A nanocrystal-based material converts blue laser emission to white light for combined illumination and data communication. (Photo credit: KAUST 2016)
A team of researchers from King Abdullah University of Science & Technology (KAUST) have created a nanocrystalline material that rapidly produces white light out of blue light.
Bluetooth and Wi-Fi are already proven technologies, but there are several benefits obtained by shortening the wavelength of the electromagnetic waves used to transmit data.
Visible-light communication (VLC) utilizes parts of the electromagnetic spectrum that are not regulated and potentially highly energy-efficient. VCL also provides a way to integrate data transmission with illumination and display technologies, for instance, using ceiling lights to supply internet connections to laptops.
Several VLC applications require LEDs that generate white light. These are often fabricated by integrating a diode that transmits blue light with phosphorous that coverts a portion of this radiation into green and red light. However, this conversion process is not fast enough to meet the speed at which the LED can be switched on and off.
VLC using white light generated in this way is limited to about one hundred million bits per second.
Professor of Electrical Engineering, KAUST
As an alternative, Ooi, Associate Professor Osman Bakr and their colleagues use a nanocrystal-based converter that facilitates much higher data rates.
The researchers developed nanocrystals of cesium lead bromide that were about 8nm in size using a simple and cost-effective solution-based technique that integrated a conventional nitride phosphor. When a blue laser light was used to illuminate, the nanocrystals emitted green light and the nitride emitted red light. Collectively these created a warm white light.

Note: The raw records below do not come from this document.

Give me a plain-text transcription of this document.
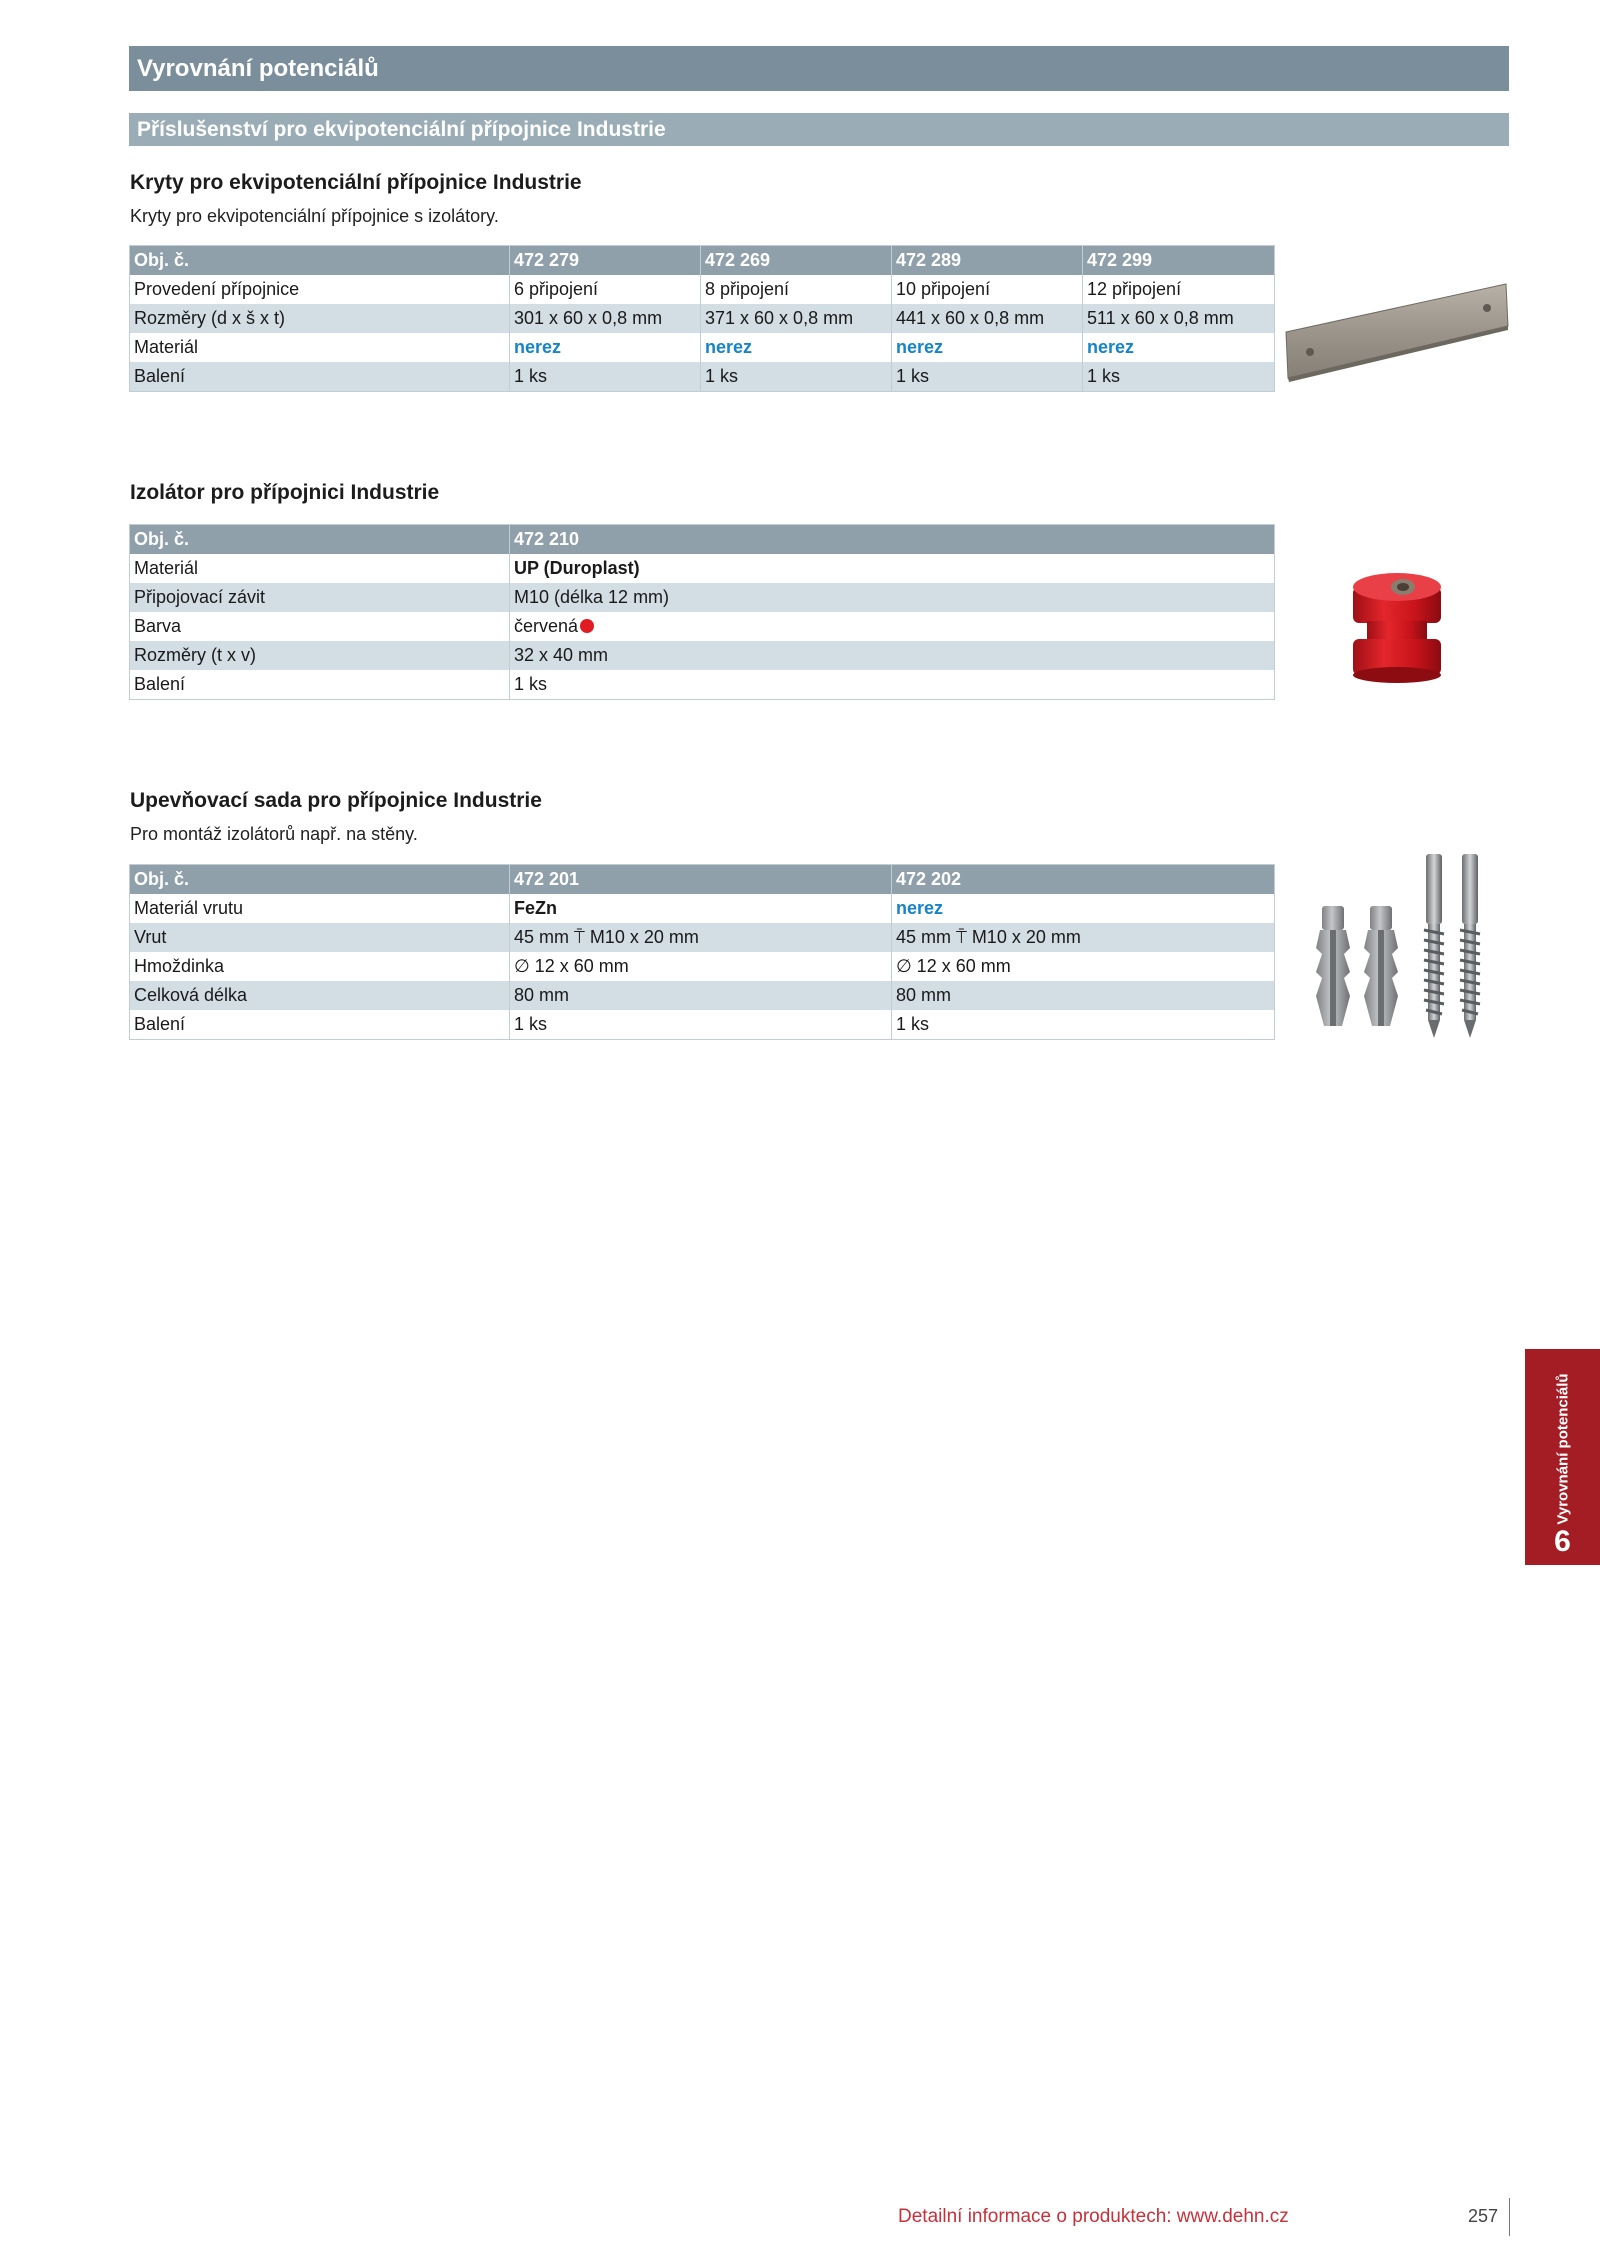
Vyrovnání potenciálů
Příslušenství pro ekvipotenciální přípojnice Industrie
Kryty pro ekvipotenciální přípojnice Industrie

Kryty pro ekvipotenciální přípojnice s izolátory.

Obj. č.	472 279	472 269	472 289	472 299
Provedení přípojnice	6 připojení	8 připojení	10 připojení	12 připojení
Rozměry (d x š x t)	301 x 60 x 0,8 mm	371 x 60 x 0,8 mm	441 x 60 x 0,8 mm	511 x 60 x 0,8 mm
Materiál	nerez	nerez	nerez	nerez
Balení	1 ks	1 ks	1 ks	1 ks
Izolátor pro přípojnici Industrie
Obj. č.	472 210
Materiál	UP (Duroplast)
Připojovací závit	M10 (délka 12 mm)
Barva	červená
Rozměry (t x v)	32 x 40 mm
Balení	1 ks
Upevňovací sada pro přípojnice Industrie

Pro montáž izolátorů např. na stěny.

Obj. č.	472 201	472 202
Materiál vrutu	FeZn	nerez
Vrut	45 mm ⍑ M10 x 20 mm	45 mm ⍑ M10 x 20 mm
Hmoždinka	∅ 12 x 60 mm	∅ 12 x 60 mm
Celková délka	80 mm	80 mm
Balení	1 ks	1 ks
Vyrovnání potenciálů
6
Detailní informace o produktech: www.dehn.cz	257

The team differentiated the material’s optical properties with a method called femtosecond transient spectroscopy. They could illustrate that the optical processes in cesium lead bromide nanocrystals take place on a time-scale of approximately seven nanoseconds.
This then made it possible for the optical emission to be modulated at a frequency of 491 MHz, which is 40 times faster than is achievable using phosphorus, and convey data at a rate of two billion bits per second.
The rapid response is partly due to the size of the crystals. Spatial confinement makes it more likely that the electron will recombine with a hole and emit a photon.
Osman Bakr, Associate Professor, KAUST
Significantly, the white light produced using their perovskite nanostructures was of a quality consistent with current LED technology.
"We believe that white light generated using semiconductor lasers will one day replace the LED white-light bulbs for energy-efficient lighting," said Ooi.